Individual circumstances are also considered as part of the overall assessment of each application. Enrolling a diverse student body—with students bringing differing experiences, talents, and perspectives to their scholarly community—is essential to achieving the learning and development outcomes of a University of Minnesota education. 

Our holistic review takes into consideration the individual circumstances that make each individual student unique. While we do not consider an applicant's race and ethnicity, we consider the following context factors in our decision review:

  • Evidence of exceptional achievement, aptitude, or personal accomplishment not reflected in the academic record
  • Participation in extracurricular activities related to your intended major
  • Strong commitment to community service, leadership, and educational involvement
  • Evidence of having overcome social, economic, or physical barriers to educational achievement
  • First-generation college student
  • Significant responsibility in a family, community, job, or activity
  • Contribution to the cultural, gender, age, economic, or geographic diversity of the student body
  • Personal or extenuating circumstances
  • Military service
  • Information received in open-ended questions

High School Course Expectations

A very strong curriculum during high school will enhance your success in college, because college courses build on the skills and knowledge you acquire in high school. Your senior year is especially important. We expect students to continue with academic coursework, including math and science, for all four years of high school. In addition, we expect that students maintain their strong academic performance through graduation. Please note that admission is competitive, so successful applicants typically exceed these expectations listed below.

English - 4 yearsEmphasis on writing, including instruction in reading and speaking skills and in literary understanding and appreciation.
Mathematics - 4 years Elementary algebra, geometry, intermediate algebra (integrated math 1, 2 & 3). Examples of 4th year math include calculus (preferred), pre-calculus, analysis, integrated math 4. Learn more about mathematics requirements
Science - 3 yearsIncluding one year each of biological and physical science, and including a laboratory experience. Note: Biology and chemistry are expected for the College of Biological Sciences and the College of Science and Engineering, while physics is also expected for the College of Science and Engineering.
Social studies - 3 yearsIncluding one year each of U.S. history and geography (or a course that includes a geography component such as world history, western civilization, or global studies)
Single second language - 2 years If English is not your first language, you have already met this requirement.
Visual and/or performing arts - 1 yearIncluding instruction in the history and interpretation of the art form (e.g. theater arts, music, band, chorus, orchestra, drawing, painting, photography, graphic design, media production, theater production)

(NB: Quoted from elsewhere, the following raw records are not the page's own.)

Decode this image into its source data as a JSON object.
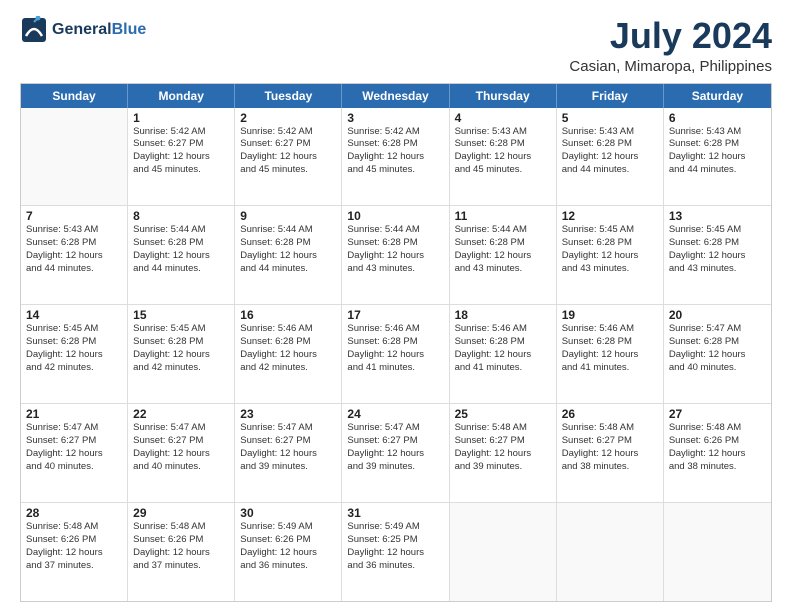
{
  "logo": {
    "line1": "General",
    "line2": "Blue"
  },
  "title": "July 2024",
  "subtitle": "Casian, Mimaropa, Philippines",
  "header_days": [
    "Sunday",
    "Monday",
    "Tuesday",
    "Wednesday",
    "Thursday",
    "Friday",
    "Saturday"
  ],
  "weeks": [
    [
      {
        "day": "",
        "info": ""
      },
      {
        "day": "1",
        "info": "Sunrise: 5:42 AM\nSunset: 6:27 PM\nDaylight: 12 hours\nand 45 minutes."
      },
      {
        "day": "2",
        "info": "Sunrise: 5:42 AM\nSunset: 6:27 PM\nDaylight: 12 hours\nand 45 minutes."
      },
      {
        "day": "3",
        "info": "Sunrise: 5:42 AM\nSunset: 6:28 PM\nDaylight: 12 hours\nand 45 minutes."
      },
      {
        "day": "4",
        "info": "Sunrise: 5:43 AM\nSunset: 6:28 PM\nDaylight: 12 hours\nand 45 minutes."
      },
      {
        "day": "5",
        "info": "Sunrise: 5:43 AM\nSunset: 6:28 PM\nDaylight: 12 hours\nand 44 minutes."
      },
      {
        "day": "6",
        "info": "Sunrise: 5:43 AM\nSunset: 6:28 PM\nDaylight: 12 hours\nand 44 minutes."
      }
    ],
    [
      {
        "day": "7",
        "info": "Sunrise: 5:43 AM\nSunset: 6:28 PM\nDaylight: 12 hours\nand 44 minutes."
      },
      {
        "day": "8",
        "info": "Sunrise: 5:44 AM\nSunset: 6:28 PM\nDaylight: 12 hours\nand 44 minutes."
      },
      {
        "day": "9",
        "info": "Sunrise: 5:44 AM\nSunset: 6:28 PM\nDaylight: 12 hours\nand 44 minutes."
      },
      {
        "day": "10",
        "info": "Sunrise: 5:44 AM\nSunset: 6:28 PM\nDaylight: 12 hours\nand 43 minutes."
      },
      {
        "day": "11",
        "info": "Sunrise: 5:44 AM\nSunset: 6:28 PM\nDaylight: 12 hours\nand 43 minutes."
      },
      {
        "day": "12",
        "info": "Sunrise: 5:45 AM\nSunset: 6:28 PM\nDaylight: 12 hours\nand 43 minutes."
      },
      {
        "day": "13",
        "info": "Sunrise: 5:45 AM\nSunset: 6:28 PM\nDaylight: 12 hours\nand 43 minutes."
      }
    ],
    [
      {
        "day": "14",
        "info": "Sunrise: 5:45 AM\nSunset: 6:28 PM\nDaylight: 12 hours\nand 42 minutes."
      },
      {
        "day": "15",
        "info": "Sunrise: 5:45 AM\nSunset: 6:28 PM\nDaylight: 12 hours\nand 42 minutes."
      },
      {
        "day": "16",
        "info": "Sunrise: 5:46 AM\nSunset: 6:28 PM\nDaylight: 12 hours\nand 42 minutes."
      },
      {
        "day": "17",
        "info": "Sunrise: 5:46 AM\nSunset: 6:28 PM\nDaylight: 12 hours\nand 41 minutes."
      },
      {
        "day": "18",
        "info": "Sunrise: 5:46 AM\nSunset: 6:28 PM\nDaylight: 12 hours\nand 41 minutes."
      },
      {
        "day": "19",
        "info": "Sunrise: 5:46 AM\nSunset: 6:28 PM\nDaylight: 12 hours\nand 41 minutes."
      },
      {
        "day": "20",
        "info": "Sunrise: 5:47 AM\nSunset: 6:28 PM\nDaylight: 12 hours\nand 40 minutes."
      }
    ],
    [
      {
        "day": "21",
        "info": "Sunrise: 5:47 AM\nSunset: 6:27 PM\nDaylight: 12 hours\nand 40 minutes."
      },
      {
        "day": "22",
        "info": "Sunrise: 5:47 AM\nSunset: 6:27 PM\nDaylight: 12 hours\nand 40 minutes."
      },
      {
        "day": "23",
        "info": "Sunrise: 5:47 AM\nSunset: 6:27 PM\nDaylight: 12 hours\nand 39 minutes."
      },
      {
        "day": "24",
        "info": "Sunrise: 5:47 AM\nSunset: 6:27 PM\nDaylight: 12 hours\nand 39 minutes."
      },
      {
        "day": "25",
        "info": "Sunrise: 5:48 AM\nSunset: 6:27 PM\nDaylight: 12 hours\nand 39 minutes."
      },
      {
        "day": "26",
        "info": "Sunrise: 5:48 AM\nSunset: 6:27 PM\nDaylight: 12 hours\nand 38 minutes."
      },
      {
        "day": "27",
        "info": "Sunrise: 5:48 AM\nSunset: 6:26 PM\nDaylight: 12 hours\nand 38 minutes."
      }
    ],
    [
      {
        "day": "28",
        "info": "Sunrise: 5:48 AM\nSunset: 6:26 PM\nDaylight: 12 hours\nand 37 minutes."
      },
      {
        "day": "29",
        "info": "Sunrise: 5:48 AM\nSunset: 6:26 PM\nDaylight: 12 hours\nand 37 minutes."
      },
      {
        "day": "30",
        "info": "Sunrise: 5:49 AM\nSunset: 6:26 PM\nDaylight: 12 hours\nand 36 minutes."
      },
      {
        "day": "31",
        "info": "Sunrise: 5:49 AM\nSunset: 6:25 PM\nDaylight: 12 hours\nand 36 minutes."
      },
      {
        "day": "",
        "info": ""
      },
      {
        "day": "",
        "info": ""
      },
      {
        "day": "",
        "info": ""
      }
    ]
  ]
}
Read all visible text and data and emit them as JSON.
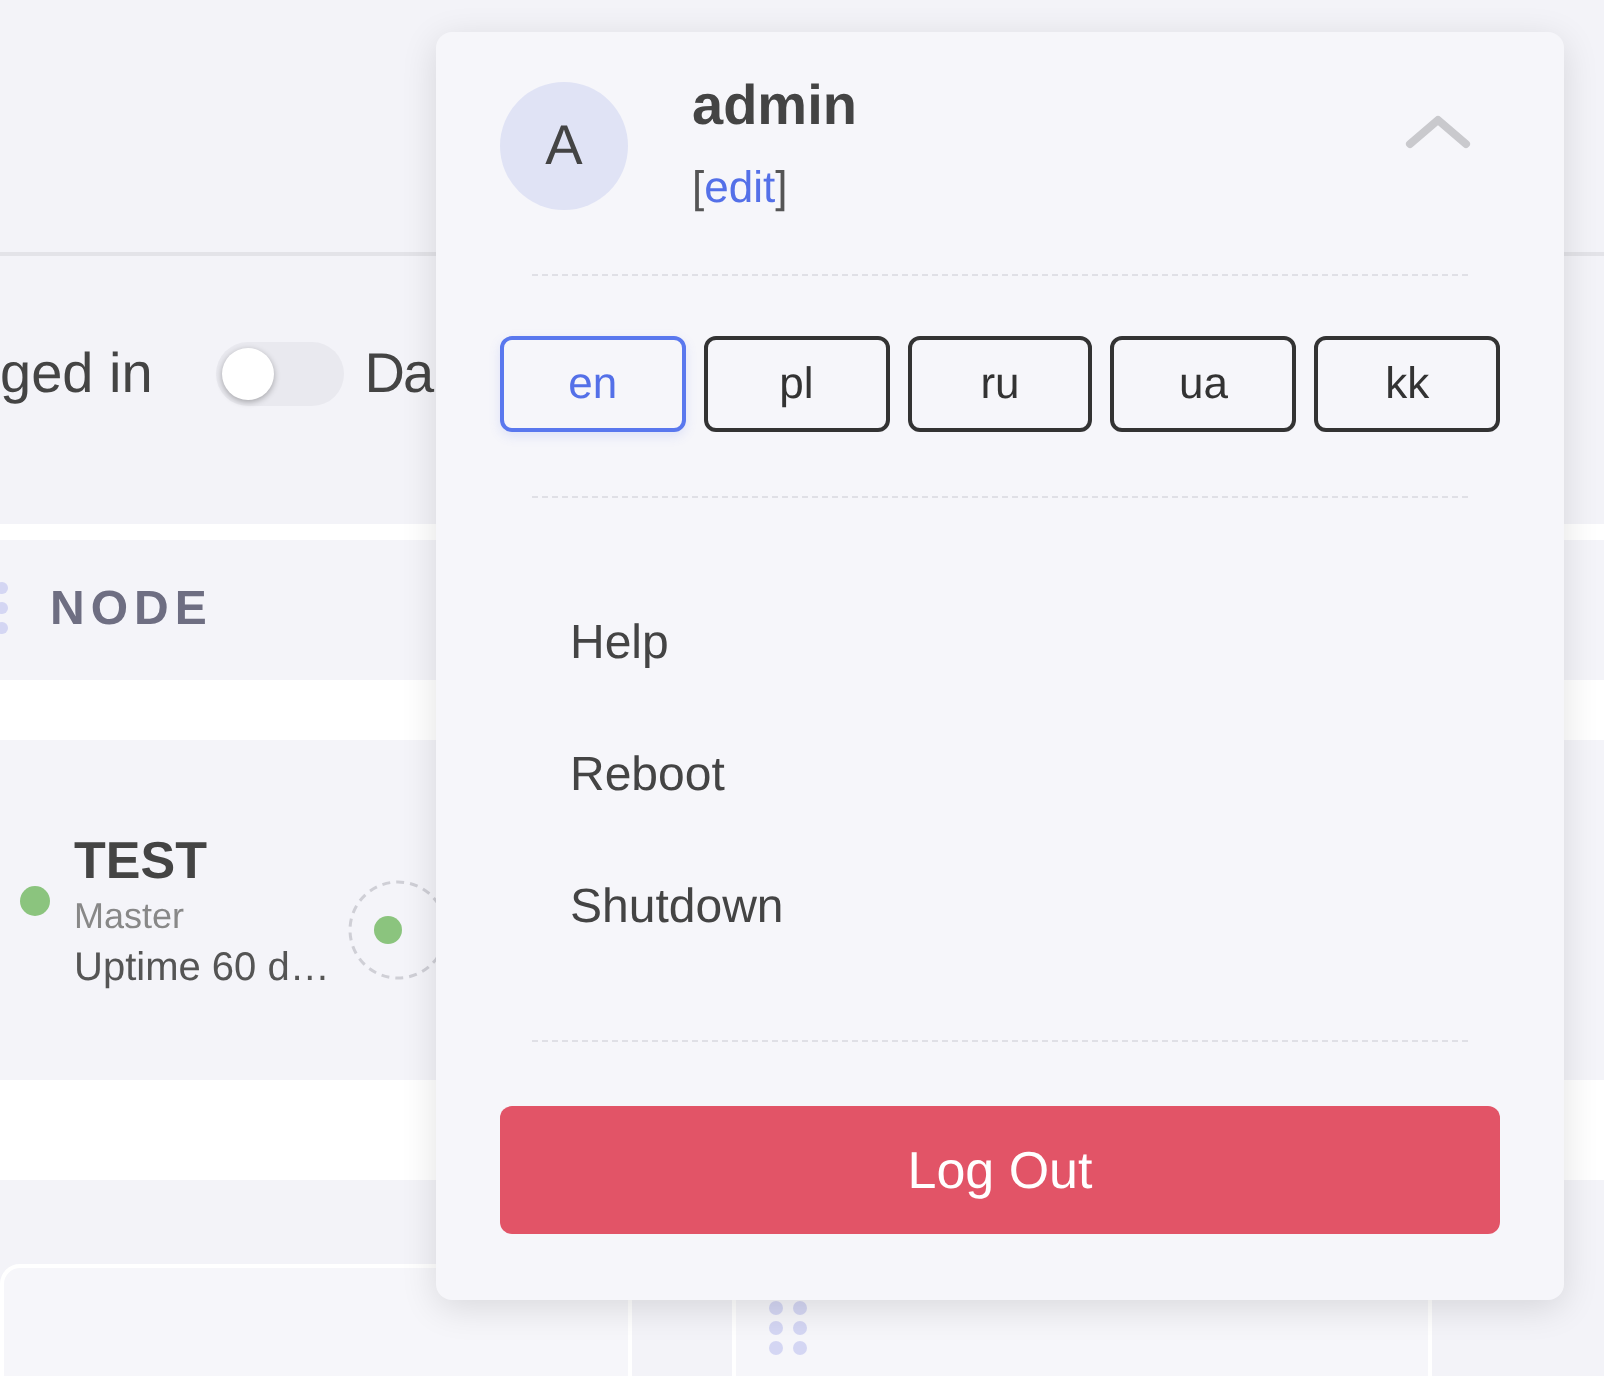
{
  "background": {
    "login_toggle": {
      "label": "ged in",
      "on": false
    },
    "next_label": "Da",
    "node_column": {
      "header": "NODE",
      "node": {
        "name": "TEST",
        "role": "Master",
        "uptime": "Uptime 60 d…"
      }
    }
  },
  "user_menu": {
    "avatar": "A",
    "username": "admin",
    "edit_link": {
      "before": "[",
      "label": "edit",
      "after": "]"
    },
    "expanded": true,
    "languages": [
      {
        "label": "en",
        "selected": true
      },
      {
        "label": "pl",
        "selected": false
      },
      {
        "label": "ru",
        "selected": false
      },
      {
        "label": "ua",
        "selected": false
      },
      {
        "label": "kk",
        "selected": false
      }
    ],
    "items": [
      "Help",
      "Reboot",
      "Shutdown"
    ],
    "logout": "Log Out"
  }
}
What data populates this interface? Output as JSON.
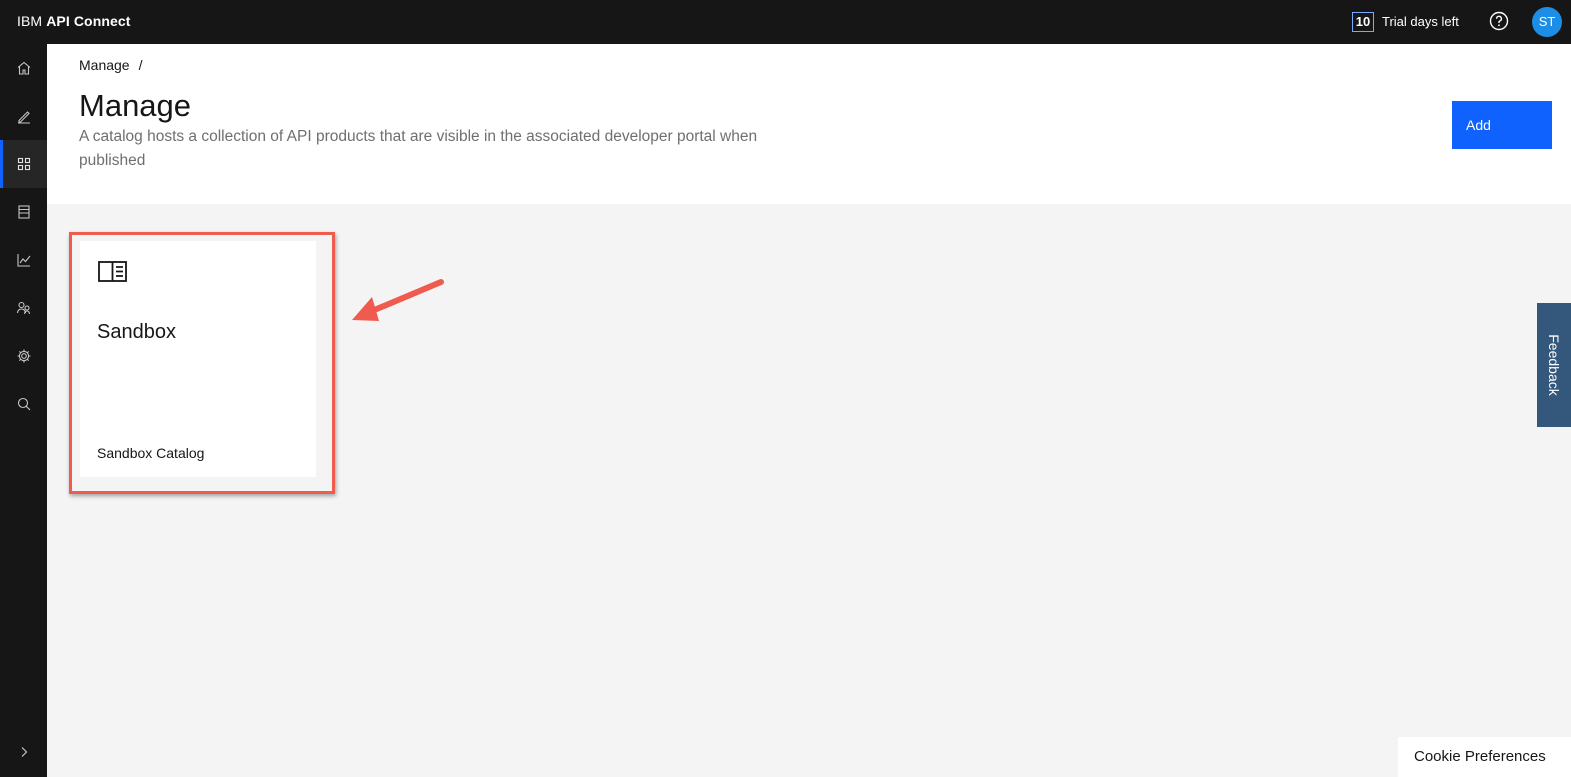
{
  "topbar": {
    "brand_prefix": "IBM",
    "brand_name": "API Connect",
    "trial_days": "10",
    "trial_label": "Trial days left",
    "avatar_initials": "ST"
  },
  "sidenav": {
    "items": [
      {
        "icon": "home-icon"
      },
      {
        "icon": "edit-icon"
      },
      {
        "icon": "grid-icon",
        "active": true
      },
      {
        "icon": "archive-icon"
      },
      {
        "icon": "analytics-icon"
      },
      {
        "icon": "users-icon"
      },
      {
        "icon": "settings-icon"
      },
      {
        "icon": "search-icon"
      }
    ],
    "expand_icon": "chevron-right-icon"
  },
  "header": {
    "breadcrumb": "Manage",
    "breadcrumb_separator": "/",
    "title": "Manage",
    "description": "A catalog hosts a collection of API products that are visible in the associated developer portal when published",
    "add_label": "Add"
  },
  "catalogs": [
    {
      "title": "Sandbox",
      "subtitle": "Sandbox Catalog",
      "icon": "catalog-icon"
    }
  ],
  "feedback_label": "Feedback",
  "cookie_label": "Cookie Preferences",
  "colors": {
    "accent": "#0f62fe",
    "highlight": "#ef5b4e",
    "feedback_bg": "#34577c",
    "avatar_bg": "#1d8ee6"
  }
}
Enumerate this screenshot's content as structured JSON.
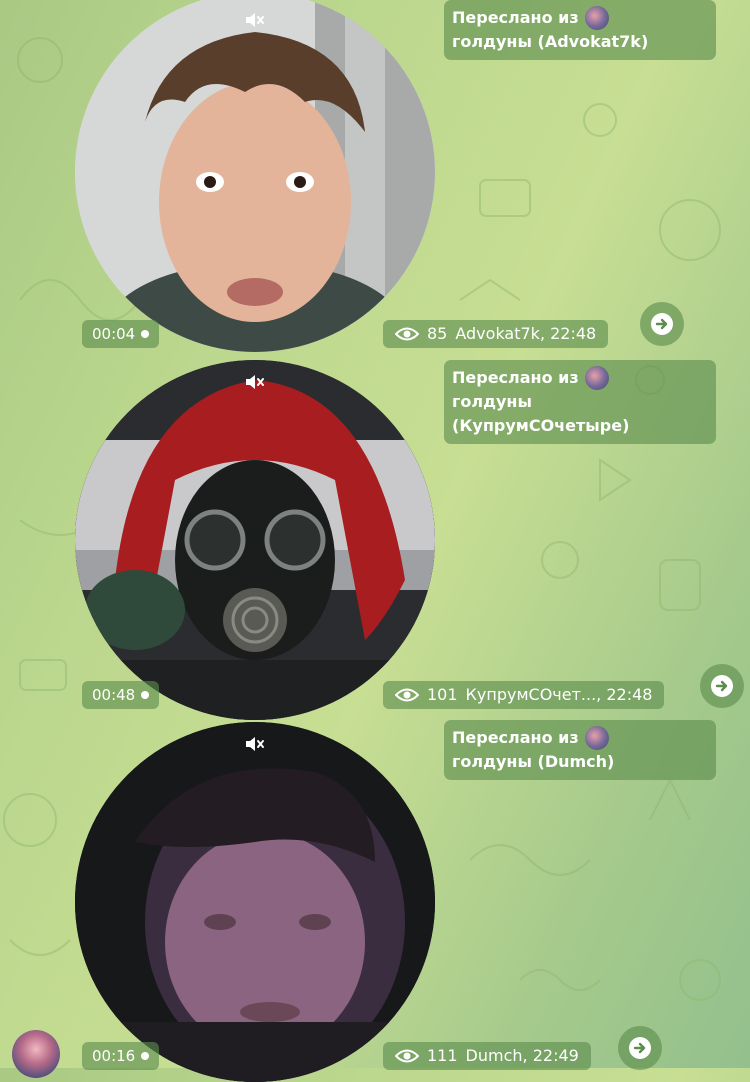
{
  "messages": [
    {
      "forwarded_label": "Переслано из",
      "forwarded_from": "голдуны (Advokat7k)",
      "duration": "00:04",
      "views": "85",
      "author_time": "Advokat7k, 22:48"
    },
    {
      "forwarded_label": "Переслано из",
      "forwarded_from": "голдуны (КупрумСОчетыре)",
      "duration": "00:48",
      "views": "101",
      "author_time": "КупрумСОчет..., 22:48"
    },
    {
      "forwarded_label": "Переслано из",
      "forwarded_from": "голдуны (Dumch)",
      "duration": "00:16",
      "views": "111",
      "author_time": "Dumch, 22:49"
    }
  ],
  "icons": {
    "mute": "muted-speaker-icon",
    "views": "eye-icon",
    "share": "share-arrow-icon"
  },
  "colors": {
    "bubble": "#5c8c4e",
    "text": "#ffffff",
    "background": "#b9d58e"
  }
}
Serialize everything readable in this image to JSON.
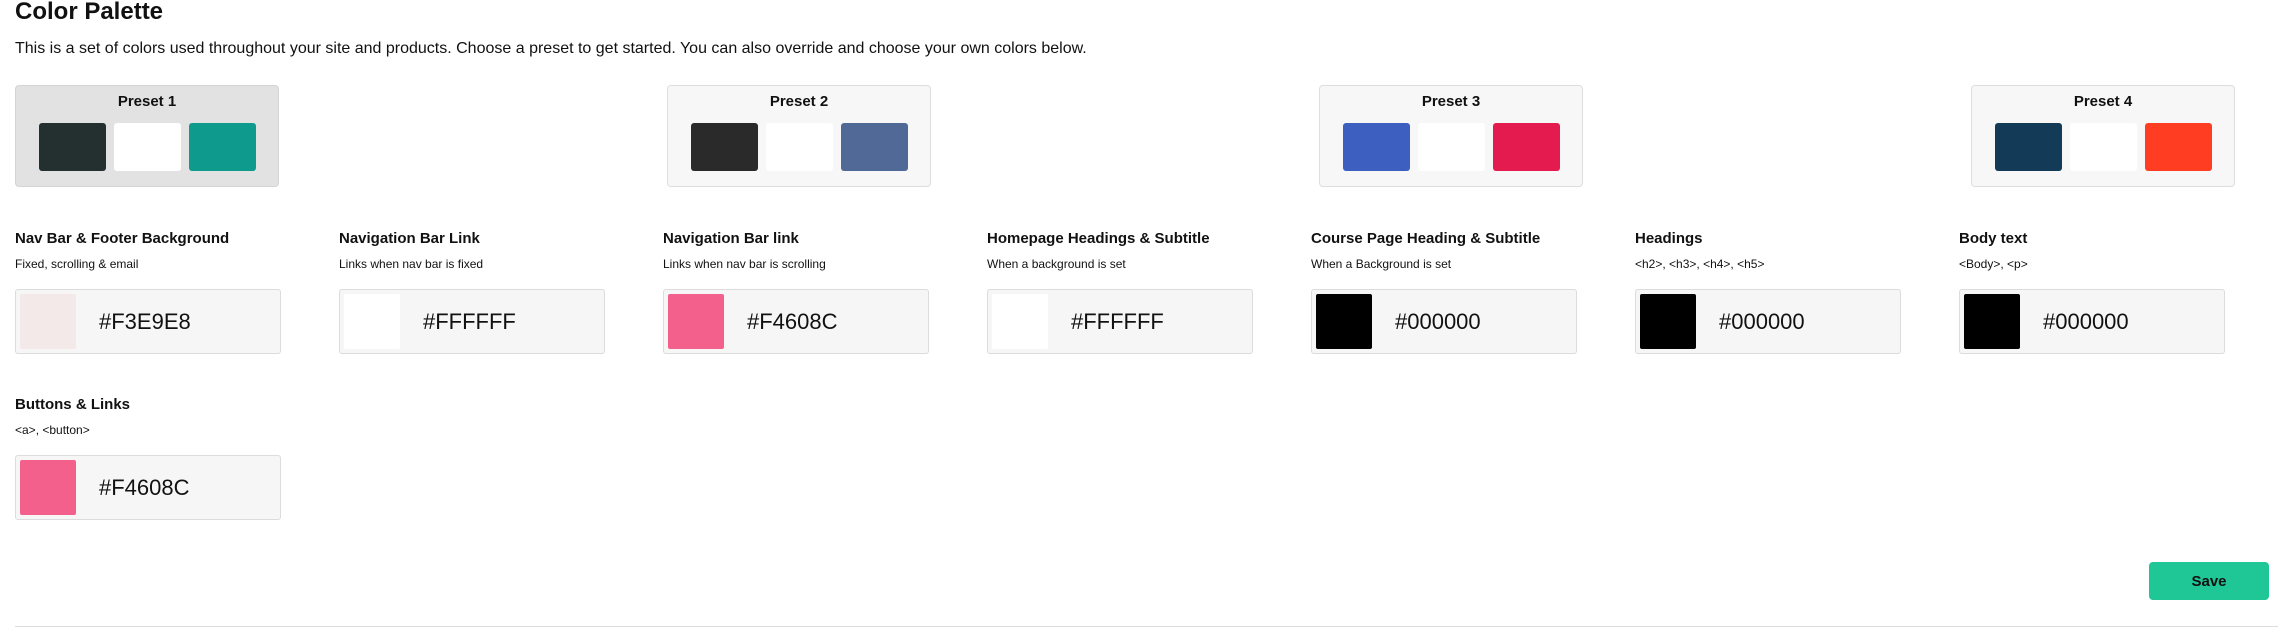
{
  "header": {
    "title": "Color Palette",
    "description": "This is a set of colors used throughout your site and products. Choose a preset to get started. You can also override and choose your own colors below."
  },
  "presets": [
    {
      "label": "Preset 1",
      "selected": true,
      "colors": [
        "#243030",
        "#FFFFFF",
        "#0E9B8E"
      ]
    },
    {
      "label": "Preset 2",
      "selected": false,
      "colors": [
        "#2A2A2A",
        "#FFFFFF",
        "#506996"
      ]
    },
    {
      "label": "Preset 3",
      "selected": false,
      "colors": [
        "#3D5FC0",
        "#FFFFFF",
        "#E31B4E"
      ]
    },
    {
      "label": "Preset 4",
      "selected": false,
      "colors": [
        "#133A56",
        "#FFFFFF",
        "#FF3D23"
      ]
    }
  ],
  "fields": [
    {
      "label": "Nav Bar & Footer Background",
      "help": "Fixed, scrolling & email",
      "hex": "#F3E9E8"
    },
    {
      "label": "Navigation Bar Link",
      "help": "Links when nav bar is fixed",
      "hex": "#FFFFFF"
    },
    {
      "label": "Navigation Bar link",
      "help": "Links when nav bar is scrolling",
      "hex": "#F4608C"
    },
    {
      "label": "Homepage Headings & Subtitle",
      "help": "When a background is set",
      "hex": "#FFFFFF"
    },
    {
      "label": "Course Page Heading & Subtitle",
      "help": "When a Background is set",
      "hex": "#000000"
    },
    {
      "label": "Headings",
      "help": "<h2>, <h3>, <h4>, <h5>",
      "hex": "#000000"
    },
    {
      "label": "Body text",
      "help": "<Body>, <p>",
      "hex": "#000000"
    },
    {
      "label": "Buttons & Links",
      "help": "<a>, <button>",
      "hex": "#F4608C"
    }
  ],
  "actions": {
    "save_label": "Save"
  }
}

Schedule Changes & Senior Year Performance 

The University expects that students will successfully complete the senior year coursework they self-report at the time of application. Schedule changes of academic coursework during the senior year and/or the unsuccessful completion of senior year coursework may result in the cancellation of admission or a change to the college of admission. Students considering making schedule changes, or those who are concerned about their academic progress in any of their courses, must consult with their U of M admissions counselor (1-800-752-1000 or 612-625-2008).

Prior to enrolling at the University of Minnesota Twin Cities, all confirmed students must graduate from high school and/or secondary school, or complete a GED, and provide an official test score (if you included an ACT, SAT or English proficiency score on your application) from the testing agency prior to the first day of fall semester. These official documents will be carefully reviewed against the Self-Reported Academic Record.

For international students, final secondary school documents may include exam results such as, but not limited to, IB, A-level, WAEC, HKDSE, SPM, CISCE/CBSE, and WAEC.